気候が秋から冬にグッと切り替わる今の季節は、寒暖差が激しい。よく晴れた温かい日には、中庭や屋上で昼休みを過ごす生徒も多いが、今日のような肌寒い日には、ほとんどの生徒が教室に身を潜めている。

いつもより給食をはやく食べ終え、ゆっくり話せそうな空き教室を探す。順繰りにのぞいて行くと、先客のいない美術室で足が止まった。すばやく中に入ると、絵の具や油絵の匂いが染みついた美術室内を見渡す。自分たち以外誰もいないというのに、窓際の席を陣取りに走った。

そんな私を見ていた友人が笑いながら付いてくる。二人が座ったところで、水を得た魚のように口がすらすらと動きだした。

「それで?それで?無一郎くんとイブに会うってどういうこと!?どうしてそういうことになってるの?いつの間にそんなに進展してたの!?」

「真菰ちゃん、落ちついて」
苦笑いで襧豆子ちゃんはそう言うものの、落ちつけるわけがない。同じクラスの時透無一郎くんに、襧豆子ちゃんはずっと恋心を抱いていた。初めて相談を受けたときの興奮は今でも思い出せる。頬を赤らめ嬉しそうに好きな人の話をする彼女は、恋する乙女という言葉がまさにぴったりと当てはまっていた。

鼻息荒く質問攻めする私に押されつつ、恥ずかしそうに、それでいて嬉しそうに襧豆子ちゃんがゆっくりと話しだした。
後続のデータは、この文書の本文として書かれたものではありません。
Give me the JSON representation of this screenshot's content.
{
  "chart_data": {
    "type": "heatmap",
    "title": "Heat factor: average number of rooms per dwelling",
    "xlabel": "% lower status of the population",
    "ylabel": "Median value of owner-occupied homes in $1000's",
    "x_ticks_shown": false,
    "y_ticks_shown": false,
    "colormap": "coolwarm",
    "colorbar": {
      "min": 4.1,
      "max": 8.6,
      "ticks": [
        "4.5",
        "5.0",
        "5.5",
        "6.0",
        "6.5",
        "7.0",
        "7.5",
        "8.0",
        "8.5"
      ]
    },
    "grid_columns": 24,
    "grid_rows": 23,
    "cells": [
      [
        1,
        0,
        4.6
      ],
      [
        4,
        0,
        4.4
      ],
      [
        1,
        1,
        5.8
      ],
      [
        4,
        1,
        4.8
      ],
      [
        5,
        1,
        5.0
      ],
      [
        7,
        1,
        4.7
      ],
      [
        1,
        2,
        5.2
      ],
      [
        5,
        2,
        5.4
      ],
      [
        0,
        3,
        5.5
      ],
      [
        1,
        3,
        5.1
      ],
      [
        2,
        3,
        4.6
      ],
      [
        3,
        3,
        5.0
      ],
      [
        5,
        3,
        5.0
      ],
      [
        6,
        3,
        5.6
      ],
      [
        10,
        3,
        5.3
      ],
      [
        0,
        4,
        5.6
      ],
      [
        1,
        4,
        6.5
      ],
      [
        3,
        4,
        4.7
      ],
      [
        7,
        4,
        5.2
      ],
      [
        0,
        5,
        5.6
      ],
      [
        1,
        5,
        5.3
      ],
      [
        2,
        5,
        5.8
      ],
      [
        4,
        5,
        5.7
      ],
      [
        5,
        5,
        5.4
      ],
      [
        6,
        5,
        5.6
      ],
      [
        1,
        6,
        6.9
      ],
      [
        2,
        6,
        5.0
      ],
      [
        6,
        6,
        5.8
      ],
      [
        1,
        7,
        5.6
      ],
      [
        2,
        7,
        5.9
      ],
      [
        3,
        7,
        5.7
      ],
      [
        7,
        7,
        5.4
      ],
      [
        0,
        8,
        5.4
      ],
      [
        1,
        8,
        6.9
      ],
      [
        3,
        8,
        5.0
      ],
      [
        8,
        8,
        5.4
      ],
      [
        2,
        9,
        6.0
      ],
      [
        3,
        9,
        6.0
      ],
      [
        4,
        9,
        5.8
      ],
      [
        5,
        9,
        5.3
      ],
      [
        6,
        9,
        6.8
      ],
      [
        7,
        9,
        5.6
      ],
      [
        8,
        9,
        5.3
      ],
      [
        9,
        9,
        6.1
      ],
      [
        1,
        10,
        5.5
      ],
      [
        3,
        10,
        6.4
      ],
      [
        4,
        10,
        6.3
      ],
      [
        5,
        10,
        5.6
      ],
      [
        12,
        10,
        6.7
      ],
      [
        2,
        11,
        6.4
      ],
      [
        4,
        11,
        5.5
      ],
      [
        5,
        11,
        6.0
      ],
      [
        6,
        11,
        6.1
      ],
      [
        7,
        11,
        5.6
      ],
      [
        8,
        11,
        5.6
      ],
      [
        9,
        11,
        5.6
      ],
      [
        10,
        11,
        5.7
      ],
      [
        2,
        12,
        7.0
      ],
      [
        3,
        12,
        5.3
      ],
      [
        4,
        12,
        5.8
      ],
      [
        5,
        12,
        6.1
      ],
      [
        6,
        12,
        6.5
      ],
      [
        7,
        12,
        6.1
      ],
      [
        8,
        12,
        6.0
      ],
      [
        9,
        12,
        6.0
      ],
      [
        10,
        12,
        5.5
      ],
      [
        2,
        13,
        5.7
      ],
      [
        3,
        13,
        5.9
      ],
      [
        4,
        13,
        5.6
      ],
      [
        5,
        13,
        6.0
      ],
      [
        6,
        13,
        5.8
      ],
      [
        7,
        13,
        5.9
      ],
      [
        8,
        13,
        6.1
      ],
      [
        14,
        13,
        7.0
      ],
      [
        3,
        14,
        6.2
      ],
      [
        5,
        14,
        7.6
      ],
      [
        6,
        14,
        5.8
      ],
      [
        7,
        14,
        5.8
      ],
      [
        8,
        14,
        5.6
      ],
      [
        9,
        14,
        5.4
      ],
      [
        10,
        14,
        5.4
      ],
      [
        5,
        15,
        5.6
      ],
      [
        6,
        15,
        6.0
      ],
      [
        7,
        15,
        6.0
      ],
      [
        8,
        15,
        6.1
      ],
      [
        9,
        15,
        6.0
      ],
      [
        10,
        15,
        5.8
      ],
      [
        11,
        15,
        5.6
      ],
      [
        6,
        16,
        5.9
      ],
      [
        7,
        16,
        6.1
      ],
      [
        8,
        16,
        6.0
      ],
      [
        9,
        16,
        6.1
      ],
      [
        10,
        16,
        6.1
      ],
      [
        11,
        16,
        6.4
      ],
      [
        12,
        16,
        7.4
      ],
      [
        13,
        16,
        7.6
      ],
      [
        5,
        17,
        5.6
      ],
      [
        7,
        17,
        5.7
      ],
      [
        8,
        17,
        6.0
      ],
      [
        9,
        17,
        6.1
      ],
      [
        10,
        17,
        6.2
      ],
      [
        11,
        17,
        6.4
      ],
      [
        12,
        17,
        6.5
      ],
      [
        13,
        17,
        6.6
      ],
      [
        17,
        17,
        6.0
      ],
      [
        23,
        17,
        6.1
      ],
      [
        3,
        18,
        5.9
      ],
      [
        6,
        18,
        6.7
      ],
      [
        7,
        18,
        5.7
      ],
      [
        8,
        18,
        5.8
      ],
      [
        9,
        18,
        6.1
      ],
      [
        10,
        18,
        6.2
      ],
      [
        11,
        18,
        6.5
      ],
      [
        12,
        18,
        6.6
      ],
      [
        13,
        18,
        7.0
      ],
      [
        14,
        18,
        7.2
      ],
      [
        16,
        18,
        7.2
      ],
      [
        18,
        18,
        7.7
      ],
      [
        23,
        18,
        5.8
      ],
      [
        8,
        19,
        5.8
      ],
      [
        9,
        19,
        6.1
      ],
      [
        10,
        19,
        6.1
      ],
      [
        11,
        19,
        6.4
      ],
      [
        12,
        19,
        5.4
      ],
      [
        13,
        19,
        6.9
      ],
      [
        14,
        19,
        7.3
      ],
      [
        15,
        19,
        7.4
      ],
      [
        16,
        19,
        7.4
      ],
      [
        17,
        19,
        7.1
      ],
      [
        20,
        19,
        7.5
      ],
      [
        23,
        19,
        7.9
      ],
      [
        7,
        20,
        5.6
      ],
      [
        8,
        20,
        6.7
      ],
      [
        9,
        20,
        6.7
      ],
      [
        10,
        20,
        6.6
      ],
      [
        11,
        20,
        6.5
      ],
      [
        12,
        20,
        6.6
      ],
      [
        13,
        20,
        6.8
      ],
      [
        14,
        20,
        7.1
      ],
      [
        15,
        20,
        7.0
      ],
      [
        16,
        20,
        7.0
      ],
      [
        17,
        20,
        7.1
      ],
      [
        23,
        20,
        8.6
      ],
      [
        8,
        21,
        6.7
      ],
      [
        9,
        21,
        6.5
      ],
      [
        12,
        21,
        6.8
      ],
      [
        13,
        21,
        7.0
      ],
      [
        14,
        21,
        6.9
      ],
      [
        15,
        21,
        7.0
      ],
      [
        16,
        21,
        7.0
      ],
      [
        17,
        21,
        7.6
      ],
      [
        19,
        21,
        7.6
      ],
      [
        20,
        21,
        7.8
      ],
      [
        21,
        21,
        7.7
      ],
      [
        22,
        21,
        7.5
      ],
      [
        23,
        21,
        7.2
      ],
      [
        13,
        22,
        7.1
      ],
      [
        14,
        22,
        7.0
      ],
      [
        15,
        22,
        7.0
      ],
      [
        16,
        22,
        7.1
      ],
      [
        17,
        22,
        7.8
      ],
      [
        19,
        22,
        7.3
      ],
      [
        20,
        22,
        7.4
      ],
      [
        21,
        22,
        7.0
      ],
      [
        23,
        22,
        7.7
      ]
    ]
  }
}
「えっと…先週の金曜日にね。帰り際、無一郎くんに話しかけられたの。今年のクリスマス会も楽しみだねって、そういう話をしてたんだけど…」

「うんうん」

「それで…二十四日はどうするのかって聞かれて…お店の手伝いがあるって答えて…それで…」その時を思い出しているのか、頬がみるみるうちに赤く染まりだした。自身の宝箱の中から、大切な思い出をひとつひとつ取りだして見せてくれてるかのように、噛みしめながら話しだす。その姿がなんとも初々しい。自然と口元がうずうずしてくる。

「夜は空いてる?って聞かれたから、空いてるって言ったら………駅前のイルミネーション一緒に見に行こうって誘ってくれた…」

両手で顔を覆って、前のめりになってしまった。耳まで赤くなっている彼女は、きっと様々な感情に押しつぶされそうになっているのだ。そして昂る感情は私も同じだった。